10 years of helping decode dyslexia - Philadelphia Inquirer - The 32° Masonic Dyslexia Learning Centers

By Rosalee Polk Rhodes
Philadelphia Inquirer Suburban Staff

July 25, 2004


Sherry Garwood knew when her daughter entered first grade that there was something wrong.

"I noticed that she was struggling and having a hard time," Garwood said.

Paige was having trouble reading. She hated books. When it was time for homework, Paige would hide under the table.

Garwood said that her 6-year-old's reading assignments called for her to read for about 20 minutes each day from books given to her by her teacher. But Paige would hide the books.

"She didn't want to read them," Garwood said.

A frustrated Garwood approached the guidance counselor at Wilbur Watts Intermediate School in Burlington City, asking for help for her daughter, who was doing poorly in all areas of study.

After testing at the school, it was determined that Paige had dyslexia, a learning disorder that impairs a person's perception or decoding of words.

Garwood, 38, said the counselor referred her to the Masonic Learning Center in Burlington Township, a program that specializes in individual tutoring for children with dyslexia.

Once Paige started the program, there was a remarkable difference in her school performance.

"It's been absolutely wonderful. They give her the specific tutoring that she needs," Garwood said.

The program is now in its 10th year, and Burlington Township's is one of six sites in the state. Others are located in Northfield, Hasbrouck Heights, Newark, Scotch Plains and Tenafly.

Joseph Berlandi, executive director of the Lexington, Mass.-based centers, said the program is sponsored by the 32d Degree Masons. It has an annual $8 million budget, provides the after-school tutoring programs for free, and training for teachers who handle the special needs of dyslexic children.

Berlandi said there are 47 centers in 15 states. Six more centers are expected to open across the nation in September.

"We've changed the lives of so many children and their families," Berlandi said of the nonprofit organization. "They get frustrated. It's amazing how quickly they learn to read and regain self-esteem. It brings tears to your eyes... helping those children."

Kathy Bostock, director of the Burlington learning center for seven years, said the demand for services is astounding.

"There's so much demand. We have up to a two-year waiting list," she said.

This year, 31 children, ranging from third grade through high school and from communities throughout South Jersey, attended the program. With the addition of two new teachers this fall, the staff will increase to four teachers. Student enrollment is expected to increase to 40. About 150 children have gone through the program.

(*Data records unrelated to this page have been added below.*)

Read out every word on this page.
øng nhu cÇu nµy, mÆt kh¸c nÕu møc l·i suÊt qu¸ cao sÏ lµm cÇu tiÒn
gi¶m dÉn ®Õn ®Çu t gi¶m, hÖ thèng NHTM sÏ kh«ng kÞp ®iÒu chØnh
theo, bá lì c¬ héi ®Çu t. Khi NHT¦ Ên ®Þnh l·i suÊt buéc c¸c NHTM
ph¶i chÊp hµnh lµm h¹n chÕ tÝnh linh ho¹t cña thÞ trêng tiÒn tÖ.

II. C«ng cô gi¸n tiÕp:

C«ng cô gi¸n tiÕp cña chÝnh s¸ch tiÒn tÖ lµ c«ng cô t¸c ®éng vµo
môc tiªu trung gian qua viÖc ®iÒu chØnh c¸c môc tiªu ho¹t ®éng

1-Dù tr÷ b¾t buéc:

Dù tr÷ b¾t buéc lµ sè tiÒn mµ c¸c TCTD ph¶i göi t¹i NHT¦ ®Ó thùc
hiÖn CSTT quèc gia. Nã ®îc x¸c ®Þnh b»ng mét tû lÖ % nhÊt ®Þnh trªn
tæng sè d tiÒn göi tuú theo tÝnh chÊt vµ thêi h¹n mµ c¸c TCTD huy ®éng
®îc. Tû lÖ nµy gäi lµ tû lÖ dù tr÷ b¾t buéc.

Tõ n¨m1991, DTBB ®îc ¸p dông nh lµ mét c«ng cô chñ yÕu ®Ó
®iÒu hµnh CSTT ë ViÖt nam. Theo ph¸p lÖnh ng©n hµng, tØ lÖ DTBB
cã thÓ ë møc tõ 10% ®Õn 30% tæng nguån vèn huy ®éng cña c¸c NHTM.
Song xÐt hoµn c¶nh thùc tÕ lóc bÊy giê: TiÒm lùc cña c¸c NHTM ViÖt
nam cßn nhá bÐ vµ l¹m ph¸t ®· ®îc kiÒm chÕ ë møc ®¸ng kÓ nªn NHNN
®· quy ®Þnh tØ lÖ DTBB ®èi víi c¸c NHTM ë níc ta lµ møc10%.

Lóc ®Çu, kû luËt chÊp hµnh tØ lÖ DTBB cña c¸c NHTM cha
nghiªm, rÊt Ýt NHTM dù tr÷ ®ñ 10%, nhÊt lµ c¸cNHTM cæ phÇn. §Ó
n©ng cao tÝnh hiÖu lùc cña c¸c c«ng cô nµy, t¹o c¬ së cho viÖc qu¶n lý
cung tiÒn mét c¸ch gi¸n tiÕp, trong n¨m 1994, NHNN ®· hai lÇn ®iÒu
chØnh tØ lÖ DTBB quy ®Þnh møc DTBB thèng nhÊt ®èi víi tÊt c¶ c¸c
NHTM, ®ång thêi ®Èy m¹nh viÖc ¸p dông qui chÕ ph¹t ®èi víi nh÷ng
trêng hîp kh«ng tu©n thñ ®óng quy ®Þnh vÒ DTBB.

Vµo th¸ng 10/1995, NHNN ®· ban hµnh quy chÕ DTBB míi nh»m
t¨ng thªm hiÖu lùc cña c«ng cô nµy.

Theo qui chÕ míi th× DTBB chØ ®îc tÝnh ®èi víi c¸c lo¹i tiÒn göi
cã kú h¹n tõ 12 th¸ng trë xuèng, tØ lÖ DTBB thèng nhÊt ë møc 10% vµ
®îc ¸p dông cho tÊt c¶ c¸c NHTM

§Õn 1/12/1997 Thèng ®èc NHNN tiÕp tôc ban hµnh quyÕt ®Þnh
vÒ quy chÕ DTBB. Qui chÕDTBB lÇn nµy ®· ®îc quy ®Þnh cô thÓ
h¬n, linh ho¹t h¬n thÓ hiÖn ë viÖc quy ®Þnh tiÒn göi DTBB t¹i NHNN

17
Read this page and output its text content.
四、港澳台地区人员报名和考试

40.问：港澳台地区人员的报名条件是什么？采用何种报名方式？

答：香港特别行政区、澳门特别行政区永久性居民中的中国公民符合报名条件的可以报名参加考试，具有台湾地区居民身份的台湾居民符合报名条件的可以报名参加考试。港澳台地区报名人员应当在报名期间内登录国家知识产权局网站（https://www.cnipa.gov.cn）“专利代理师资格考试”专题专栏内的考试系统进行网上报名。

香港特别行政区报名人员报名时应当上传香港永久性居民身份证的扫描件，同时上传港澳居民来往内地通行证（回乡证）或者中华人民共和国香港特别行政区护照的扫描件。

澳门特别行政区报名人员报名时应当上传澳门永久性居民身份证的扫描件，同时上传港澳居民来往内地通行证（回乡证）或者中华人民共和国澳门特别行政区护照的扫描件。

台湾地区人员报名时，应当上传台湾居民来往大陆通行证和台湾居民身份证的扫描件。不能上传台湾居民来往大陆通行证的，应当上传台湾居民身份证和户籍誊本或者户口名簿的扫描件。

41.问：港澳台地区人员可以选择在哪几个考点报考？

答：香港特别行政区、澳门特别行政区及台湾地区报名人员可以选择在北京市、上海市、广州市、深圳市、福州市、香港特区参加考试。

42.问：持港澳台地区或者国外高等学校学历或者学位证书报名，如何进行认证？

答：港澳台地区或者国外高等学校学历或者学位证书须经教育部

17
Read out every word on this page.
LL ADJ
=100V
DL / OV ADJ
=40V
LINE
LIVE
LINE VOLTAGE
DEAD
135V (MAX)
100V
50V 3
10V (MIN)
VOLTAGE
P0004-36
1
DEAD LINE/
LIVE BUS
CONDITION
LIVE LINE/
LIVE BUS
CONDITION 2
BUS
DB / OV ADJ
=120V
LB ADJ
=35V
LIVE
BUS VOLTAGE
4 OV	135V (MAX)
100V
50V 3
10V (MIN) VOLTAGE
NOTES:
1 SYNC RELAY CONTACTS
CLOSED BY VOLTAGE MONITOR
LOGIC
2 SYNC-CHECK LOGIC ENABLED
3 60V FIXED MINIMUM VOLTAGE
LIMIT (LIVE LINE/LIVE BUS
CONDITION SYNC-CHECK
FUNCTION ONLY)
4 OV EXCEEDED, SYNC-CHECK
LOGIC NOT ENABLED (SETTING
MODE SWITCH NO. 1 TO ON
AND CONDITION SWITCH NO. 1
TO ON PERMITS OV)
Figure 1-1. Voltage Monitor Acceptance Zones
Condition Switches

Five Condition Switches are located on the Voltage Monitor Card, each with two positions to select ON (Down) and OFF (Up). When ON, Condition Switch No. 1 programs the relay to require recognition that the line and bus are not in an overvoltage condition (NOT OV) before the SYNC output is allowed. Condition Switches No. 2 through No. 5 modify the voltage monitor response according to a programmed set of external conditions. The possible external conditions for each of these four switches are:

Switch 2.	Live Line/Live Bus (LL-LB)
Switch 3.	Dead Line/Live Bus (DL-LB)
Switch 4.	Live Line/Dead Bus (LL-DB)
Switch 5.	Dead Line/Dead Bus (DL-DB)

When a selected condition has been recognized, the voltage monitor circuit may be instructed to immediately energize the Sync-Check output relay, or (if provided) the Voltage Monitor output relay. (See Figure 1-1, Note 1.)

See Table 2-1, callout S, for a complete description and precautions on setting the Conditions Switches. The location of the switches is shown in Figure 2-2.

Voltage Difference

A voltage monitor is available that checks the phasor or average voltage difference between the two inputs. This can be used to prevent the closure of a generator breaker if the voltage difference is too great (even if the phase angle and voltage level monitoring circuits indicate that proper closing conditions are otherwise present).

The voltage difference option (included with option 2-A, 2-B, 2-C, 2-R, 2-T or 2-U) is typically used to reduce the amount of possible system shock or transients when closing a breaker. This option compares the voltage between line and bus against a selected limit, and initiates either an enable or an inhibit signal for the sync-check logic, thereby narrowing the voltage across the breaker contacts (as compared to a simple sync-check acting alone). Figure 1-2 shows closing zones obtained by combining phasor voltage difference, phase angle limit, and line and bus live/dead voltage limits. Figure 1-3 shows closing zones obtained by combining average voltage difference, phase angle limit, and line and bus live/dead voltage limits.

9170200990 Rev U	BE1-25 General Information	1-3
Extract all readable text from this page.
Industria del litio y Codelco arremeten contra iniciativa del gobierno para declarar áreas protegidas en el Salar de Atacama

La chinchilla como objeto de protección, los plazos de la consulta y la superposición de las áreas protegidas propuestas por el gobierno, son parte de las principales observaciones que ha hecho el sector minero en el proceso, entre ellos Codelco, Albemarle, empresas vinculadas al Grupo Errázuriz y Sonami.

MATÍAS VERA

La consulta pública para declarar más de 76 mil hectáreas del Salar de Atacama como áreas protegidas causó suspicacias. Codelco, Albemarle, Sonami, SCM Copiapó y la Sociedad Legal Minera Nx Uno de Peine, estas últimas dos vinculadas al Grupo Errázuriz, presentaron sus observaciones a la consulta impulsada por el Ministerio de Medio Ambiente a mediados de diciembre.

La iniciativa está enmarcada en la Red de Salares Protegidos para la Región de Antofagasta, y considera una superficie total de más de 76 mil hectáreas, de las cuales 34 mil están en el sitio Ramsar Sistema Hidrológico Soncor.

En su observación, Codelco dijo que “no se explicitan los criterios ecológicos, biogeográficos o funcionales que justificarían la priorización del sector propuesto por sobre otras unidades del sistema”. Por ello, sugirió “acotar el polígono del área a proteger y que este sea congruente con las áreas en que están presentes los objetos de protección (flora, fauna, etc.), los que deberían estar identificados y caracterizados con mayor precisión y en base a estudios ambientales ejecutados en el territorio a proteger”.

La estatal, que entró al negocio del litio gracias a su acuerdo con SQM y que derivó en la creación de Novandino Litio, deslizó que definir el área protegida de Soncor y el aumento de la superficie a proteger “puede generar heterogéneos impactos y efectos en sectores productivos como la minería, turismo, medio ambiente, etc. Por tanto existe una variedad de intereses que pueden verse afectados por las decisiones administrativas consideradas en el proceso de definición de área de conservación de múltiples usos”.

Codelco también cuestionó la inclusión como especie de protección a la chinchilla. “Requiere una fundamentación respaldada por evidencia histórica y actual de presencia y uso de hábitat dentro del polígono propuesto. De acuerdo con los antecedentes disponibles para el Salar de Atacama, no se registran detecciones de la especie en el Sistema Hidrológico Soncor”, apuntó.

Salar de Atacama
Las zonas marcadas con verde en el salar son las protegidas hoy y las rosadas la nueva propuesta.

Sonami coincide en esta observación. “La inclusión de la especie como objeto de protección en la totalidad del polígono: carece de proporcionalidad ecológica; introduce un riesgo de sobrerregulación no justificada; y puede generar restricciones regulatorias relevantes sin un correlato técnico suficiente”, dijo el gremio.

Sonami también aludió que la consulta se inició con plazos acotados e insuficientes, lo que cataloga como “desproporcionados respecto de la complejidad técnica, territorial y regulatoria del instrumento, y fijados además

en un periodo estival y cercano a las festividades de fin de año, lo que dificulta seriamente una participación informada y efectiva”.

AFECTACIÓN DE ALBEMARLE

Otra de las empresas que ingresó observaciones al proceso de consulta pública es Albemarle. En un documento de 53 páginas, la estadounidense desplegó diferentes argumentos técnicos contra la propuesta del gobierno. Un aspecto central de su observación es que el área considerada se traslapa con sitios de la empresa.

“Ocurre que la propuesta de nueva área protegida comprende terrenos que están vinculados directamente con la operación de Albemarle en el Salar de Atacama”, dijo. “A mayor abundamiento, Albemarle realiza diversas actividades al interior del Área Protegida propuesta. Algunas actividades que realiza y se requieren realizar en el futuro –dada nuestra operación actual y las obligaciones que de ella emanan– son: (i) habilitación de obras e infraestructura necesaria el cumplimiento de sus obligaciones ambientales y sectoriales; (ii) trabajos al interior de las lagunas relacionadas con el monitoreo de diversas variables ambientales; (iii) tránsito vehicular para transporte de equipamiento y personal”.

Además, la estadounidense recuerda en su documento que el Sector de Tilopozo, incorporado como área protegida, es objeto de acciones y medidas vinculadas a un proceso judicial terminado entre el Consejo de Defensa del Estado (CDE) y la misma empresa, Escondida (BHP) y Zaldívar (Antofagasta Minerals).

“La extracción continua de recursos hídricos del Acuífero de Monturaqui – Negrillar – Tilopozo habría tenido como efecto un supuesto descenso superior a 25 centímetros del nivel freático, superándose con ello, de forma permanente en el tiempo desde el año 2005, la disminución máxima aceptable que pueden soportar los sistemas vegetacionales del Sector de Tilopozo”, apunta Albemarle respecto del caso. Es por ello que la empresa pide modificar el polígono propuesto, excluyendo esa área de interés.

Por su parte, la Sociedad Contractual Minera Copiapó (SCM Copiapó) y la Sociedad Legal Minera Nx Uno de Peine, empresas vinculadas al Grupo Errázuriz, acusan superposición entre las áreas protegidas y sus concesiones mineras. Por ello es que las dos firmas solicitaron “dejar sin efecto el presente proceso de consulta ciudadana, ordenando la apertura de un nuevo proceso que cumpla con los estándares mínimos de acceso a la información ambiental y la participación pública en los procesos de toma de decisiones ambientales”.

Teachers are brought up to speed on the current levels of research, receive special training, and are certified to teach dyslexic children at Fairleigh Dickinson University, she said.

Bostock said the program simply teaches the "sound of language and the patterns of language" through two main methods: morphology, the meaning of language and words; and phonology, the decoding or sounding out of words.

"The children that we serve do not know how to decode words," she said.

Bostock, who has three children with dyslexia, said about 20 percent of the general population has a problem with decoding, but that only 7 percent to 10 percent are classified as dyslexic.

Most children are referred to the program by child study teams or are brought by parents searching for answers to their child's learning problems. And many come through word of mouth, Bostock said.

Bostock said early signs of dyslexia are delayed language development; trouble rhyming and putting words in order; and trouble changing letters in words.

"They shy away from books. They withdraw or act out," she said.

Garwood said dyslexia is something that Paige, now an 11-year-old honor student advancing to fifth grade, will always struggle with. She said the program, which Paige attends for an hour twice a week, has put her on steady footing.

"She loves going. She's happy to go there," Garwood said. "I can't say enough good things about the learning center. They have helped her a lot."